From Adobe's bulletin:

--Users of Adobe Flash Player 11.4.402.287 and earlier versions for Windows and Macintosh should update to Adobe Flash Player 11.5.502.110.

--Users of Adobe Flash Player 11.2.202.243 and earlier versions for Linux should update to Adobe Flash Player 11.2.202.251.

--Flash Player installed with Google Chrome will automatically be updated to the latest Google Chrome version, which will include Adobe Flash Player 11.5.31.2 for Windows, Macintosh and Linux.

--Flash Player installed with Internet Explorer 10 will automatically be updated to the latest Internet Explorer 10 version, which will include Adobe Flash Player 11.3.376.12 for Windows.

--Users of Adobe Flash Player 11.1.115.20 and earlier versions on Android 4.x devices should update to Adobe Flash Player 11.1.115.27.

--Users of Adobe Flash Player 11.1.111.19 and earlier versions for Android 3.x and earlier versions should update to Flash Player 11.1.111.24.
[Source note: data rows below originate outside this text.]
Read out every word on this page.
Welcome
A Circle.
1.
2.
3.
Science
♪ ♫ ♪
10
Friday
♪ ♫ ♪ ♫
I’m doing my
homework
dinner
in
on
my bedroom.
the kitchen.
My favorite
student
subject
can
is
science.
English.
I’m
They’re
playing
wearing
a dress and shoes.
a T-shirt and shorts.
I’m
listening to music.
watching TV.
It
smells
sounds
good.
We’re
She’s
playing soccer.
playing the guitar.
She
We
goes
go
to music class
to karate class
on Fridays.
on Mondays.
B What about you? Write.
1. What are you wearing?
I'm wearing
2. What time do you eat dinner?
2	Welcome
--Users of Adobe AIR 3.4.0.2710 and earlier versions for Windows and Macintosh, SDK (including AIR for iOS) and Android should update to Adobe AIR 3.5.0.600. 

During a recent interview, Brad Arkin -- Adobe's senior director of  security, standards, open source, and accessibility -- told me a huge focus has been getting users updated to the latest, most secure versions of its products.

"We've been putting a lot of incremental improvements into Reader but adoption wasn’t as high as we needed it to be," he said. "In April 2010 we turned on our auto-updater and that's increased deployment significantly. In June 2011 we changed the default setting from semi-auto to silent auto. Users need the update but if asked they won’t want to be bothered. So the goal was to make it so they wouldn’t have to be bothered."

On other fronts, in February 2012 Adobe shipped the background updater for the Windows-based Flash Player and a couple weeks ago the same was done for the Mac version.